EL 30 DE ENERO de 2008 la escritora francesa Delphine de Vigan (n.1966) fue a la casa de su madre, de quien no tenía noticias desde hacía días, y la encontró muerta. Lucile Poirier, que padecía trastorno bipolar y cáncer, se había suicidado. Como tantas historias similares, ésta hubiera quedado guardada en los álbumes secretos de la familia Poirier si su hija no hubiera decidido contarla, con pelos y señales, haciendo que padres, abuelos, tíos, primos y hermanos se sentaran, lo quisieran o no, en el diván de la literatura. Porque Nada se opone a la noche es un demoledor título -extraído de una pegadiza balada de Alain Bashung- para esta biografía familiar donde, según Delphine de Vigan, nada es ficción, todo es "real".

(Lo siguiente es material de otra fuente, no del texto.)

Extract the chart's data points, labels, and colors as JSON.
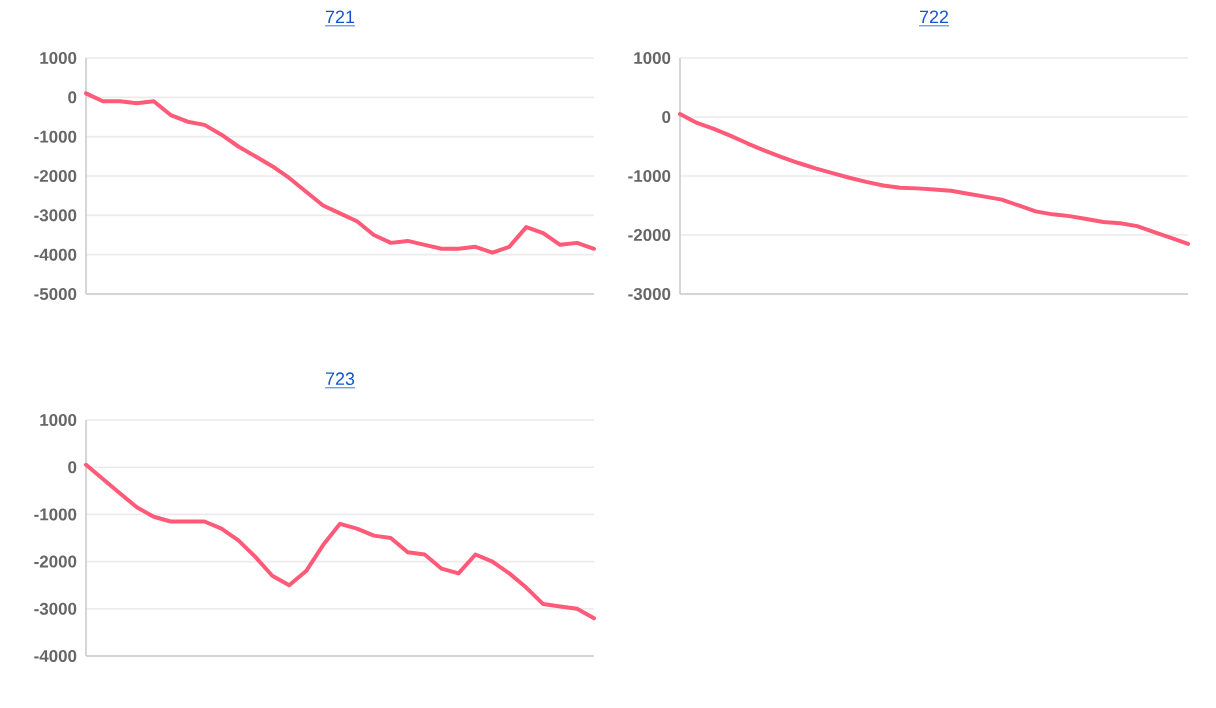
{
  "chart_data": [
    {
      "type": "line",
      "title": "721",
      "categories": [
        null,
        null,
        null,
        null,
        null,
        null,
        null,
        null,
        null,
        null,
        null,
        null,
        null,
        null,
        null,
        null,
        null,
        null,
        null,
        null,
        null,
        null,
        null,
        null,
        null,
        null,
        null,
        null,
        null,
        null,
        null
      ],
      "color": "#ff5a78",
      "ylim": [
        -5000,
        1000
      ],
      "yticks": [
        -5000,
        -4000,
        -3000,
        -2000,
        -1000,
        0,
        1000
      ],
      "grid": "y",
      "tick_labels": "y",
      "values": [
        100,
        -100,
        -100,
        -150,
        -100,
        -450,
        -620,
        -700,
        -950,
        -1250,
        -1500,
        -1750,
        -2050,
        -2400,
        -2750,
        -2950,
        -3150,
        -3500,
        -3700,
        -3650,
        -3750,
        -3850,
        -3850,
        -3800,
        -3950,
        -3800,
        -3300,
        -3450,
        -3750,
        -3700,
        -3850
      ]
    },
    {
      "type": "line",
      "title": "722",
      "categories": [
        null,
        null,
        null,
        null,
        null,
        null,
        null,
        null,
        null,
        null,
        null,
        null,
        null,
        null,
        null,
        null,
        null,
        null,
        null,
        null,
        null,
        null,
        null,
        null,
        null,
        null,
        null,
        null,
        null,
        null,
        null
      ],
      "color": "#ff5a78",
      "ylim": [
        -3000,
        1000
      ],
      "yticks": [
        -3000,
        -2000,
        -1000,
        0,
        1000
      ],
      "grid": "y",
      "tick_labels": "y",
      "values": [
        50,
        -100,
        -200,
        -320,
        -450,
        -570,
        -680,
        -780,
        -870,
        -950,
        -1030,
        -1100,
        -1160,
        -1200,
        -1210,
        -1230,
        -1250,
        -1300,
        -1350,
        -1400,
        -1500,
        -1600,
        -1650,
        -1680,
        -1730,
        -1780,
        -1800,
        -1850,
        -1950,
        -2050,
        -2150
      ]
    },
    {
      "type": "line",
      "title": "723",
      "categories": [
        null,
        null,
        null,
        null,
        null,
        null,
        null,
        null,
        null,
        null,
        null,
        null,
        null,
        null,
        null,
        null,
        null,
        null,
        null,
        null,
        null,
        null,
        null,
        null,
        null,
        null,
        null,
        null,
        null,
        null,
        null
      ],
      "color": "#ff5a78",
      "ylim": [
        -4000,
        1000
      ],
      "yticks": [
        -4000,
        -3000,
        -2000,
        -1000,
        0,
        1000
      ],
      "grid": "y",
      "tick_labels": "y",
      "values": [
        50,
        -250,
        -550,
        -850,
        -1050,
        -1150,
        -1150,
        -1150,
        -1300,
        -1550,
        -1900,
        -2300,
        -2500,
        -2200,
        -1650,
        -1200,
        -1300,
        -1450,
        -1500,
        -1800,
        -1850,
        -2150,
        -2250,
        -1850,
        -2000,
        -2250,
        -2550,
        -2900,
        -2950,
        -3000,
        -3200
      ]
    }
  ]
}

La vida de los Poirier es en sí novelesca. Los abuelos de la autora, Liane y Georges, formaron una numerosa familia de nueve hijos, atravesada por contratiempos que no minaron una fachada de cohesión y fortaleza: la temprana muerte de uno de ellos, ahogado en un pozo a los seis años, la inmediata adopción de otro niño que terminó asfixiándose en un juego erótico solitario a los quince, el nacimiento de un último hijo con síndrome de Down, la autoeliminación de otros dos (uno fue Lucile), y las acusaciones de incesto que con el tiempo fueron cayendo sobre un abuelo entregado al alcohol, todas desoídas o ignoradas. Luego está la vida de Lucile, que tras haber sido niña modelo para agencias publicitarias, no encontró en la vida ningún rol satisfactorio: casada poco tiempo fue madre de dos niñas a las que no atendió demasiado, trató de ser escritora y no pudo, estudió tardíamente para asistente social, tuvo varias crisis psicóticas en las que atentó contra sí misma y contra sus hijas, y numerosas relaciones emocionales que fracasaron, o que vivió como fracasos, y en las que su hija Delphine pudorosamente no indaga.

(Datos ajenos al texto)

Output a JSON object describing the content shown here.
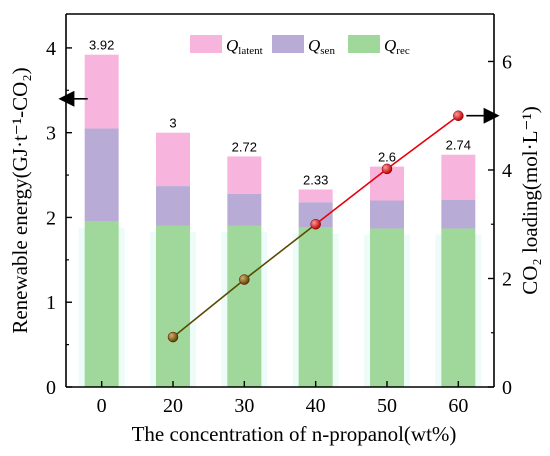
{
  "chart_data": {
    "type": "bar",
    "stacked": true,
    "categories": [
      "0",
      "20",
      "30",
      "40",
      "50",
      "60"
    ],
    "xlabel": "The concentration of n-propanol(wt%)",
    "ylabel_left": "Renewable energy(GJ·t⁻¹-CO₂)",
    "ylabel_right": "CO₂ loading(mol·L⁻¹)",
    "ylim_left": [
      0,
      4.4
    ],
    "ylim_right": [
      0,
      6.875
    ],
    "yticks_left": [
      0,
      1,
      2,
      3,
      4
    ],
    "yticks_right": [
      0,
      2,
      4,
      6
    ],
    "series": [
      {
        "name": "Q_rec",
        "label_main": "Q",
        "label_sub": "rec",
        "color": "#9fd89a",
        "values": [
          1.95,
          1.9,
          1.9,
          1.88,
          1.87,
          1.87
        ]
      },
      {
        "name": "Q_sen",
        "label_main": "Q",
        "label_sub": "sen",
        "color": "#b8acd6",
        "values": [
          1.1,
          0.47,
          0.38,
          0.3,
          0.33,
          0.34
        ]
      },
      {
        "name": "Q_latent",
        "label_main": "Q",
        "label_sub": "latent",
        "color": "#f7b4dc",
        "values": [
          0.87,
          0.63,
          0.44,
          0.15,
          0.4,
          0.53
        ]
      }
    ],
    "totals_labels": [
      "3.92",
      "3",
      "2.72",
      "2.33",
      "2.6",
      "2.74"
    ],
    "line_series": {
      "axis": "right",
      "categories": [
        "20",
        "30",
        "40",
        "50",
        "60"
      ],
      "values": [
        0.92,
        1.98,
        3.0,
        4.02,
        5.0
      ],
      "color": "#e8000b"
    },
    "legend": {
      "position": "top",
      "order": [
        "Q_latent",
        "Q_sen",
        "Q_rec"
      ]
    },
    "grid": false
  }
}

De Vigan ya había abordado la intimidad familiar en 2001 cuando publicó con seudónimo su primera novela, Días sin hambre, un libro sobre su batalla contra la anorexia, en el que había un mayor maquillaje literario que acá. Novelar la propia vida, sea con un propósito catártico, exhibicionista o doctrinario, siempre supone riesgos. De un lado, la vulnerabilidad a la que se expone a las personas de carne y hueso, incluido el escritor. Es conocido el caso de Kathryn Harrison, de quien su progenitor se escondió luego que ella contara en El beso (1997) la historia incestuosa y más o menos consentida que los unió por cuatro años. Pero no es menor el riesgo que corre la escritura, convertida en subsidiaria minúscula de simples ajustes de cuentas que no pudieron o no quisieron realizarse de otro modo.

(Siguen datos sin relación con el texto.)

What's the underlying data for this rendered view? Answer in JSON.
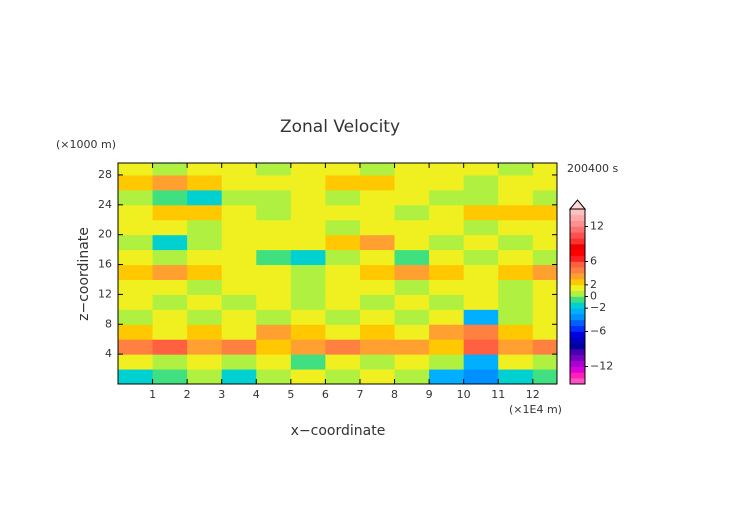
{
  "chart_data": {
    "type": "contour",
    "title": "Zonal Velocity",
    "x_label": "x−coordinate",
    "y_label": "z−coordinate",
    "x_unit": "(×1E4 m)",
    "y_unit": "(×1000 m)",
    "time_label": "200400 s",
    "xlim": [
      0,
      12.7
    ],
    "ylim": [
      0,
      29.6
    ],
    "xticks": [
      1,
      2,
      3,
      4,
      5,
      6,
      7,
      8,
      9,
      10,
      11,
      12
    ],
    "yticks": [
      4,
      8,
      12,
      16,
      20,
      24,
      28
    ],
    "field": {
      "x": [
        0.5,
        1.5,
        2.5,
        3.5,
        4.5,
        5.5,
        6.5,
        7.5,
        8.5,
        9.5,
        10.5,
        11.5,
        12.5
      ],
      "z": [
        1,
        3,
        5,
        7,
        9,
        11,
        13,
        15,
        17,
        19,
        21,
        23,
        25,
        27,
        29
      ],
      "values": [
        [
          -1.5,
          -0.5,
          0.5,
          -1.5,
          0.5,
          1.5,
          0.5,
          1.5,
          0.5,
          -2.5,
          -3.5,
          -1.5,
          -0.5
        ],
        [
          1.5,
          0.5,
          1.5,
          0.5,
          1.5,
          -0.5,
          1.5,
          0.5,
          1.5,
          0.5,
          -2.5,
          1.5,
          0.5
        ],
        [
          4.5,
          5.5,
          3.5,
          4.5,
          2.5,
          3.5,
          4.5,
          3.5,
          3.5,
          2.5,
          5.5,
          3.5,
          4.5
        ],
        [
          2.5,
          1.5,
          2.5,
          1.5,
          3.5,
          2.5,
          1.5,
          2.5,
          1.5,
          3.5,
          4.5,
          2.5,
          1.5
        ],
        [
          0.5,
          1.5,
          0.5,
          1.5,
          0.5,
          1.5,
          0.5,
          1.5,
          0.5,
          1.5,
          -2.5,
          0.5,
          1.5
        ],
        [
          1.5,
          0.5,
          1.5,
          0.5,
          1.5,
          0.5,
          1.5,
          0.5,
          1.5,
          0.5,
          1.5,
          0.5,
          1.5
        ],
        [
          1.5,
          1.5,
          0.5,
          1.5,
          1.5,
          0.5,
          1.5,
          1.5,
          0.5,
          1.5,
          1.5,
          0.5,
          1.5
        ],
        [
          2.5,
          3.5,
          2.5,
          1.5,
          1.5,
          0.5,
          1.5,
          2.5,
          3.5,
          2.5,
          1.5,
          2.5,
          3.5
        ],
        [
          1.5,
          0.5,
          1.5,
          1.5,
          -0.5,
          -1.5,
          0.5,
          1.5,
          -0.5,
          1.5,
          0.5,
          1.5,
          0.5
        ],
        [
          0.5,
          -1.5,
          0.5,
          1.5,
          1.5,
          1.5,
          2.5,
          3.5,
          1.5,
          0.5,
          1.5,
          0.5,
          1.5
        ],
        [
          1.5,
          1.5,
          0.5,
          1.5,
          1.5,
          1.5,
          0.5,
          1.5,
          1.5,
          1.5,
          0.5,
          1.5,
          1.5
        ],
        [
          1.5,
          2.5,
          2.5,
          1.5,
          0.5,
          1.5,
          1.5,
          1.5,
          0.5,
          1.5,
          2.5,
          2.5,
          2.5
        ],
        [
          0.5,
          -0.5,
          -1.5,
          0.5,
          0.5,
          1.5,
          0.5,
          1.5,
          1.5,
          0.5,
          0.5,
          1.5,
          0.5
        ],
        [
          2.5,
          3.5,
          2.5,
          1.5,
          1.5,
          1.5,
          2.5,
          2.5,
          1.5,
          1.5,
          0.5,
          1.5,
          1.5
        ],
        [
          1.5,
          0.5,
          1.5,
          1.5,
          0.5,
          1.5,
          1.5,
          0.5,
          1.5,
          1.5,
          1.5,
          0.5,
          1.5
        ]
      ]
    },
    "levels": [
      -15,
      -14,
      -13,
      -12,
      -11,
      -10,
      -9,
      -8,
      -7,
      -6,
      -5,
      -4,
      -3,
      -2,
      -1,
      0,
      1,
      2,
      3,
      4,
      5,
      6,
      7,
      8,
      9,
      10,
      11,
      12,
      13,
      14,
      15
    ],
    "colors": [
      "#ff50c8",
      "#ff20b8",
      "#d800d8",
      "#a800d0",
      "#7800c0",
      "#4800b0",
      "#0000a0",
      "#0000c0",
      "#0000e0",
      "#0030ff",
      "#0060ff",
      "#0090ff",
      "#00b0ff",
      "#00d0d0",
      "#40e080",
      "#b0f040",
      "#f0f020",
      "#ffc800",
      "#ffa030",
      "#ff8040",
      "#ff6040",
      "#ff2020",
      "#ff0000",
      "#f00000",
      "#ff3030",
      "#ff5050",
      "#ff7070",
      "#ff9090",
      "#ffa8a8",
      "#ffc0c0"
    ],
    "extend_color": "#ffd8d8",
    "colorbar_ticks": [
      {
        "value": -12,
        "label": "−12"
      },
      {
        "value": -6,
        "label": "−6"
      },
      {
        "value": -2,
        "label": "−2"
      },
      0,
      2,
      6,
      12
    ]
  }
}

Nada se opone a la noche camina sobre esa pendiente, con una Delphine de Vigan siempre correcta, dueña de un lenguaje austero, medido, que evita el morbo y que todo el tiempo se excusa (no quiere dañar a nadie) y se justifica por lo que está contando, a la manera de una Antígona que tiene sí o sí que darle un entierro digno, aunque sea de papel, a esa figura víctima y victimaria que fue su madre. El libro también es -y quizá es eso más que nada- una reflexión en torno a por qué se escribe. De Vigan cree tenerlo claro. En una breve anécdota cuenta que yendo en taxi a un aeropuerto terminó por contarle al taxista que era escritora, y el hombre, mirándola compasivamente le preguntó "¿Y a qué se debe?", como si se tratase de una enfermedad o una maldición, dice ella. Y aunque no se lo dijo al taxista, en este libro responde: escribe porque su madre enloqueció. Una razón tan válida e incompleta como cualquier otra y a la que -igual que a la locura o al suicidio- nada se opone.
NADA SE OPONE A LA NOCHE, de Delphine de Vigan. Anagrama, 2012. Barcelona, 369 págs. Distribuye Gussi.